Williams, an OCSD reserve deputy, was trying to earn a spot on the unit and had been practicing with an excitable quarter horse.
That wasn’t going very well.
Williams, a reserve deputy for 16 years, began looking for a mount whose demeanor was more suited to the triggers that confront horses in law enforcement such as the sound of gunfire and raucous crowds.
Williams watched a video of Clyde, a Percheron draft horse, on the website of a Pennsylvania horse rescue group called Horses Deserve a Second Chance.
Williams, 59, learned that after Clyde worked as a plow horse for a decade, he was turned out for a winter.
“He lived off of tree bark and chewed on fence posts and ate his own poop,” Williams said. “When I got him, he was kind of skinny and kind of neglected and obviously needed a lot of work.”
The gelding had scars on parts of his face and back, remnants of plow harness hardware and chains he’d been wearing for years.
“The most important thing is that they have a mind that is capable of learning,” Williams said.
Before training could even begin, Williams took the time to get Clyde healthy.
Then he exposed the horse to noises and objects he’d likely come across as an OCSD mount.
The next step was actual mounted patrol training, where Clyde would have to demonstrate the ability to interact with other horses in formation, have endurance and stay calm amid loud protestors, the sounds of flags fluttering and booming noises.
“Doug has done a lot of work with him,” said Sgt.
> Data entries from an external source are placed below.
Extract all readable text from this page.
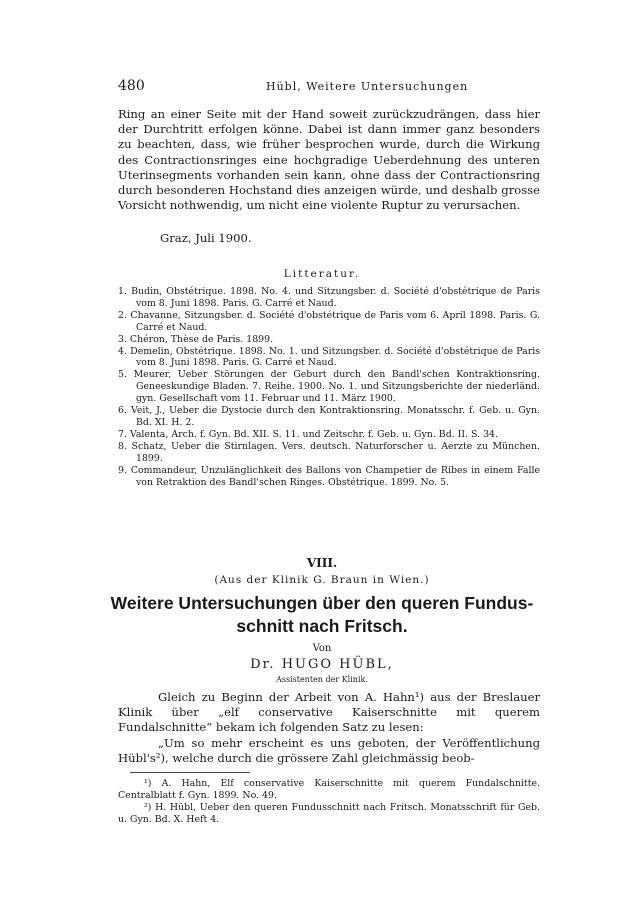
480	Hübl, Weitere Untersuchungen

Ring an einer Seite mit der Hand soweit zurückzudrängen, dass hier der Durchtritt erfolgen könne. Dabei ist dann immer ganz besonders zu beachten, dass, wie früher besprochen wurde, durch die Wirkung des Contractionsringes eine hochgradige Ueberdehnung des unteren Uterinsegments vorhanden sein kann, ohne dass der Contractionsring durch besonderen Hochstand dies anzeigen würde, und deshalb grosse Vorsicht nothwendig, um nicht eine violente Ruptur zu verursachen.

Graz, Juli 1900.
Litteratur.
1. Budin, Obstétrique. 1898. No. 4. und Sitzungsber. d. Société d'obstétrique de Paris vom 8. Juni 1898. Paris. G. Carré et Naud.
2. Chavanne, Sitzungsber. d. Société d'obstétrique de Paris vom 6. April 1898. Paris. G. Carré et Naud.
3. Chéron, Thèse de Paris. 1899.
4. Demelin, Obstétrique. 1898. No. 1. und Sitzungsber. d. Société d'obstétrique de Paris vom 8. Juni 1898. Paris. G. Carré et Naud.
5. Meurer, Ueber Störungen der Geburt durch den Bandl'schen Kontraktionsring. Geneeskundige Bladen. 7. Reihe. 1900. No. 1. und Sitzungsberichte der niederländ. gyn. Gesellschaft vom 11. Februar und 11. März 1900.
6. Veit, J., Ueber die Dystocie durch den Kontraktionsring. Monatsschr. f. Geb. u. Gyn. Bd. XI. H. 2.
7. Valenta, Arch. f. Gyn. Bd. XII. S. 11. und Zeitschr. f. Geb. u. Gyn. Bd. II. S. 34.
8. Schatz, Ueber die Stirnlagen. Vers. deutsch. Naturforscher u. Aerzte zu München. 1899.
9. Commandeur, Unzulänglichkeit des Ballons von Champetier de Ribes in einem Falle von Retraktion des Bandl'schen Ringes. Obstétrique. 1899. No. 5.
VIII.
(Aus der Klinik G. Braun in Wien.)
Weitere Untersuchungen über den queren Fundus-
schnitt nach Fritsch.
Von
Dr. HUGO HÜBL,
Assistenten der Klinik.

Gleich zu Beginn der Arbeit von A. Hahn¹) aus der Breslauer Klinik über „elf conservative Kaiserschnitte mit querem Fundalschnitte“ bekam ich folgenden Satz zu lesen:

„Um so mehr erscheint es uns geboten, der Veröffentlichung Hübl's²), welche durch die grössere Zahl gleichmässig beob-

¹) A. Hahn, Elf conservative Kaiserschnitte mit querem Fundalschnitte. Centralblatt f. Gyn. 1899. No. 49.

²) H. Hübl, Ueber den queren Fundusschnitt nach Fritsch. Monatsschrift für Geb. u. Gyn. Bd. X. Heft 4.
Dee Dee Kurimay, OCSD Mounted Enforcement Unit supervisor. “He has been a great asset to our community.”
Clyde, who is now 16 and weighs 1,500 pounds, has been a full-fledged member of the mounted unit for nearly four years.
Williams and Clyde have been part of OCSD teams that keep order for concerts, ball games and Supercross shows at a crowd-filled Angel Stadium and the annual San Juan Capistrano Swallows Day Parade.
“People love horses,” Kurimay said. “People will come up and talk to you. It’s a lot of positive reinforcement.”
The unit also does contract work for The Transportation Corridor Agencies and the Orange County Transportation Authority.
In recent months, the unit has been a preventive presence at local political rallies, including the April 28 Trump Rally in Costa Mesa where Clyde was struck by an object on the top of his head when the rally erupted into a mini riot.
“He actually took a step back, pinned his ears back, snorted and then he moved forward,” Williams said.
The following month, Clyde was among dozens of mounts on hand at the Trump rally in Anaheim, which went a lot smoother.
But it is not always about police work for Clyde, who represents the OCSD at various community events.
Clyde also brings comfort at grief camps to children who’ve been traumatized by tragedies.
Despite being warned against partnering with a former work horse or buying a horse over the Internet, Williams was willing to take a chance on Clyde, in part, because he wanted to save a horse from being euthanized.
“By saving Clyde, I didn’t save the world,” Williams said. “But I saved his world.”